Nel maestoso Mosaico delle Stagioni conservato al Museo A. Salinas di Palermo spicca la figura di Nettuno, dio dei mari. Le sue feste, i Nettunali, si celebravano il 23 luglio con giochi acquatici come le famose naumachie, grandiosi e costosissimi spettacoli in cui si rappresentavano vere e proprie battaglie navali svolte in bacini naturali o artificiali allagati per la circostanza. La più famosa resta quella organizzata da Giulio Cesare a Roma nel 46 a.C. per celebrare i suoi trionfi.

L'opera

La villa Bonanno di Piazza della Vittoria a Palermo fu scoperta casualmente nel 1868 dal Direttore delle Antichità di Sicilia Francesco Cavallari, il quale iniziò a portare alla luce i resti di due costruzioni romane appartenute a famiglie patrizie.
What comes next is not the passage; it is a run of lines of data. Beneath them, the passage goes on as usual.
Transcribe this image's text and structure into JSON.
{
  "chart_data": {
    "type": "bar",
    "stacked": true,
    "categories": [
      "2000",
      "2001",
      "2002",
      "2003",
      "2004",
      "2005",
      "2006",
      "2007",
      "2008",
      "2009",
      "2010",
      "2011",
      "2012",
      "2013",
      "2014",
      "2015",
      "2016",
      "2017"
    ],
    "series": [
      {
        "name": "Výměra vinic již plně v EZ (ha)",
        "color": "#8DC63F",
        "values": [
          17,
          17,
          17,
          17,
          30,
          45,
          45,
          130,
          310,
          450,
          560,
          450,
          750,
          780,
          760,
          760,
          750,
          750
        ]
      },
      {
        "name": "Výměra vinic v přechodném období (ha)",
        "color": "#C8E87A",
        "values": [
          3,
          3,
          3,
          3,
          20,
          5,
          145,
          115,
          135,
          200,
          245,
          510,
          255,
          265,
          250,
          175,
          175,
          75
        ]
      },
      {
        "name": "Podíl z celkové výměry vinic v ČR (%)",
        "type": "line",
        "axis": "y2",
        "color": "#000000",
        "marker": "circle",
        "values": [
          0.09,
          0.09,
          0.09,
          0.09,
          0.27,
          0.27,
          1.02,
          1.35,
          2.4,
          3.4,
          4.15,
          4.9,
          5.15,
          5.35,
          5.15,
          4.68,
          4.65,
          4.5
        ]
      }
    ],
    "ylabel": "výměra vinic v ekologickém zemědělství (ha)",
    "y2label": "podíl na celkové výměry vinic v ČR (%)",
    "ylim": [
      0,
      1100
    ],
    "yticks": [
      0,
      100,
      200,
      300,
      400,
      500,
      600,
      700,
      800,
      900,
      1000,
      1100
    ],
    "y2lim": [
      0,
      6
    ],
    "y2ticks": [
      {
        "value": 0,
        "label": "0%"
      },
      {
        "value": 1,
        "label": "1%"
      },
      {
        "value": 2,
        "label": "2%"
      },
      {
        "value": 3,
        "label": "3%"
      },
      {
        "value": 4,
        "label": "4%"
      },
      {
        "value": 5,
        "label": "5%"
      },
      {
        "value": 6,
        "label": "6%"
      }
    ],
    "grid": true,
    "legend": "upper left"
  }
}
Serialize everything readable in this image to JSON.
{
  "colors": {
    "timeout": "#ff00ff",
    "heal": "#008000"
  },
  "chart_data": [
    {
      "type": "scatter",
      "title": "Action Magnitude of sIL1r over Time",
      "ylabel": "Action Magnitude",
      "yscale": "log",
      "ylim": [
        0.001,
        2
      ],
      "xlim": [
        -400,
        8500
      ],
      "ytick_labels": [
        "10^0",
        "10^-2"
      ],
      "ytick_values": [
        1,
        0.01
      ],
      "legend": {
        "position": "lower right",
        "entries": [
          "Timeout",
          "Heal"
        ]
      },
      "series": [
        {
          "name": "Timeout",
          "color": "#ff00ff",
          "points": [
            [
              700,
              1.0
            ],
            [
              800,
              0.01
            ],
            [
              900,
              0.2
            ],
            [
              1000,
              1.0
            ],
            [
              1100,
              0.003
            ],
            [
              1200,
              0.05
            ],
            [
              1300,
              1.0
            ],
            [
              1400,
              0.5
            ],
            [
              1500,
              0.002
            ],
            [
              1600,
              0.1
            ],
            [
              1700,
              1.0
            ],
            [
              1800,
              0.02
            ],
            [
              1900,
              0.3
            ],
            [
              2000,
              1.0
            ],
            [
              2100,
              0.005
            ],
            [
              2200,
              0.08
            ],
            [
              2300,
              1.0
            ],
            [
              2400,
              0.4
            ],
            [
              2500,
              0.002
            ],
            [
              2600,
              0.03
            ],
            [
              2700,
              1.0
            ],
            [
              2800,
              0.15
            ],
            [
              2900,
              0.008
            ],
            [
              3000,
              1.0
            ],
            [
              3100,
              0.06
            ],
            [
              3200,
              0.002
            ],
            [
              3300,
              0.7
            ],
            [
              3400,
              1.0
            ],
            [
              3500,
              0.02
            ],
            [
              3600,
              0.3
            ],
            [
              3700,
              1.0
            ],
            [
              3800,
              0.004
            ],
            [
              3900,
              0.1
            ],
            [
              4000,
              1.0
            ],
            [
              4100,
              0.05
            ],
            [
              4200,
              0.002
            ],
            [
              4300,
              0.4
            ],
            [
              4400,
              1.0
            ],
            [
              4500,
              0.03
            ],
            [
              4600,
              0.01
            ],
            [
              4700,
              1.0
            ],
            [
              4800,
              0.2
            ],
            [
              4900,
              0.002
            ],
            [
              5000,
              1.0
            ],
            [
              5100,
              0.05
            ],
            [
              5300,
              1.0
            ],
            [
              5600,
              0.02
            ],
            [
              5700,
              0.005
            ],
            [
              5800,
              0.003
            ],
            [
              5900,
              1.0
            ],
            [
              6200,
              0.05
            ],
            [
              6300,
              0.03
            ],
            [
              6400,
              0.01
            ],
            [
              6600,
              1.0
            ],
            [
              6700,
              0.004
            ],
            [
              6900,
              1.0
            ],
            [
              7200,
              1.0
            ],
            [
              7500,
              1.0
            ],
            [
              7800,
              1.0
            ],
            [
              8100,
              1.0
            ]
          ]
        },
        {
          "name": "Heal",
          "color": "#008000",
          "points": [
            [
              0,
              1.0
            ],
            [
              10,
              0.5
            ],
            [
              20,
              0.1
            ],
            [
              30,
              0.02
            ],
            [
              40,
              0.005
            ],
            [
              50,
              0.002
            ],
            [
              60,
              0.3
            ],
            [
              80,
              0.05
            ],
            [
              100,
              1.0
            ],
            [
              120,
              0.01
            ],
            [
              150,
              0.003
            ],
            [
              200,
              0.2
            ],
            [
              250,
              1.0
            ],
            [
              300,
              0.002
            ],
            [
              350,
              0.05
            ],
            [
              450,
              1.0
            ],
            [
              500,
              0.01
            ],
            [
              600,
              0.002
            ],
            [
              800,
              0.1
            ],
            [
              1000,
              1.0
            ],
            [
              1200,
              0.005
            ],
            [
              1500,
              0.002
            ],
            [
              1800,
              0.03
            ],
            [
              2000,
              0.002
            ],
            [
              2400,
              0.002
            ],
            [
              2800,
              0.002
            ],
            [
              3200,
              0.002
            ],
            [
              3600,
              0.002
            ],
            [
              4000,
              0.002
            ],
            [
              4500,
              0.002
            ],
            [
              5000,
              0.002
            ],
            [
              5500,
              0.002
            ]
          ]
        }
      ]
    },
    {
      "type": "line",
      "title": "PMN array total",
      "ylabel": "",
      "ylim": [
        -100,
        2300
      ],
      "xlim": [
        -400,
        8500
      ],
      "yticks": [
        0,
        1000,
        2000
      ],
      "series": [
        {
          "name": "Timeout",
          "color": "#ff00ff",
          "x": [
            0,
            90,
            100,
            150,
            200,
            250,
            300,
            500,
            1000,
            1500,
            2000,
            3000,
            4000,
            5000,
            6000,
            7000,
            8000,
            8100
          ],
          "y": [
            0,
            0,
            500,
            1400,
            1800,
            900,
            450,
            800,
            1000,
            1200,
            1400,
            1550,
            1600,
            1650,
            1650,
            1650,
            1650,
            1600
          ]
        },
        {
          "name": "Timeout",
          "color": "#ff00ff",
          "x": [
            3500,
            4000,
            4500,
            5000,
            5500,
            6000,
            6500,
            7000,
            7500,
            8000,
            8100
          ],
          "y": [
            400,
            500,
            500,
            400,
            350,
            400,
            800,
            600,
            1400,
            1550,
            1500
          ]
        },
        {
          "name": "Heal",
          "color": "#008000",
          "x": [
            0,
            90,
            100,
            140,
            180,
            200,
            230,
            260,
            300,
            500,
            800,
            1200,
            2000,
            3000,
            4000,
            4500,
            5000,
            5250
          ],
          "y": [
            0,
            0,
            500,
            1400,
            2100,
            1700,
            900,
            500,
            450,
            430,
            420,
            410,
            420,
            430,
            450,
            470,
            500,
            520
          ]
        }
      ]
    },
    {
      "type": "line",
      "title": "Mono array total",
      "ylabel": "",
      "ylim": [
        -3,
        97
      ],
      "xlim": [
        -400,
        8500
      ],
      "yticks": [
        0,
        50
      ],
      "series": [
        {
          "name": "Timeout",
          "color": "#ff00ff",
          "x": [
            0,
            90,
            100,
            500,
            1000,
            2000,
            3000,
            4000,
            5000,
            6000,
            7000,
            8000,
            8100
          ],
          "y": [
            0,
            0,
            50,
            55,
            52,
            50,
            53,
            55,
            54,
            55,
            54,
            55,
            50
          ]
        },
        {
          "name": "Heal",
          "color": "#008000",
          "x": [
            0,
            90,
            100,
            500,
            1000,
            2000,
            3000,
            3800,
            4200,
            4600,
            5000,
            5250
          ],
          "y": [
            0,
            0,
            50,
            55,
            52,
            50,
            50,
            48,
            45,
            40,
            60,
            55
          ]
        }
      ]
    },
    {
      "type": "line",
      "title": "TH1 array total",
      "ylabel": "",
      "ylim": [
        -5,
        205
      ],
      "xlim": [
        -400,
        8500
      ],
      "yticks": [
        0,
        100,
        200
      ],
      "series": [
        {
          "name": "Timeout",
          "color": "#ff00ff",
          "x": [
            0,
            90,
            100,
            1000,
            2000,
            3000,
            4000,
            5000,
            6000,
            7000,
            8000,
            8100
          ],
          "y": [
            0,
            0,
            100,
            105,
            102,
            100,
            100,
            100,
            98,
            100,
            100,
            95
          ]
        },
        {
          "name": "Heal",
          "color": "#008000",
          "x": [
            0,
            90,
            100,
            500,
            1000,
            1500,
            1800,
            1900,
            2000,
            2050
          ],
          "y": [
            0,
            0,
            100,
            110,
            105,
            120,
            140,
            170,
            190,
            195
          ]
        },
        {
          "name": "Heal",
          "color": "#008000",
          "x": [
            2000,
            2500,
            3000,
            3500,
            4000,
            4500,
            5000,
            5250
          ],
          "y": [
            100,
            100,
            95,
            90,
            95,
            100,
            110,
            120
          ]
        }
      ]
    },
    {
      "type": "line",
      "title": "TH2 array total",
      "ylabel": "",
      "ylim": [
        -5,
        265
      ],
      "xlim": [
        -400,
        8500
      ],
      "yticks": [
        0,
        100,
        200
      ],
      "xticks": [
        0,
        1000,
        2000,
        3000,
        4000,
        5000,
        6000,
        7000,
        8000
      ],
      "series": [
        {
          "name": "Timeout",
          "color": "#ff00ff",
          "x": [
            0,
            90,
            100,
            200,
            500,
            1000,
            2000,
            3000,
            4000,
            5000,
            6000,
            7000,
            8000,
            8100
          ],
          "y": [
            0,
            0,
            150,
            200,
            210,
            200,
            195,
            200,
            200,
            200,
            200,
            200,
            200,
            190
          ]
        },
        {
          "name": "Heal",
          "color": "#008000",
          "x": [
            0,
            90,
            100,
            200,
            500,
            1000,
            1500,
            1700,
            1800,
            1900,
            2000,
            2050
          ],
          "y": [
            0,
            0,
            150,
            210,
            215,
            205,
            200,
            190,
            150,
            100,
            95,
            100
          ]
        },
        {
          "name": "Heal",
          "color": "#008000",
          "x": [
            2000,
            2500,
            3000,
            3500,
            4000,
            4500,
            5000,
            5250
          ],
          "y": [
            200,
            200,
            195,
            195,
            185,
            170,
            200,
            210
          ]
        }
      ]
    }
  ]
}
Proprio all'interno di uno dei due edifici, formato da una zona abitativa e una termale, è stato ritrovato il celebre Mosaico delle Stagioni, risalente all'età severiana, ovvero ai primi decenni del II sec d.C. I suoi ambienti sono decorati da una ricchissima pavimentazione musiva composta da un grande pannello, ornato al bordo da una cornice a doppia treccia gialla, rossa e verde, suddiviso a sua volta in 20 pannelli separati da 12 medaglioni circolari e a mandorla decorati con raffigurazioni di pesci.

Nel grande tappeto musivo, ispirato a modelli di origine orientale, i soggetti sono rappresentati secondo una precisa disposizione: figure sedute di uomini sapienti da una parte, gli amori di Zeus dall'altra, mentre nella sezione centrale spiccano quattro imponenti medaglioni con le allegorie delle stagioni. L'ultima parte del pannello invece è dedicata ai quattro atlanti e ai busti di divinità posti diagonalmente: Helios, Ercole e il grande Nettuno trionfante fanno da cornice alle figure di Dioniso e del Grifone, affiancate dalla rappresentazione di Europa e di Zeus con le sembianze di un Toro. Il percorso iconologico del mosaico, con le sue raffigurazioni, richiama le allegorie della sfera dionisiaca che alludono alle fasi dell'iniziazione ai culti misterici, diffusi proprio in età severiana accanto alla religione ufficiale.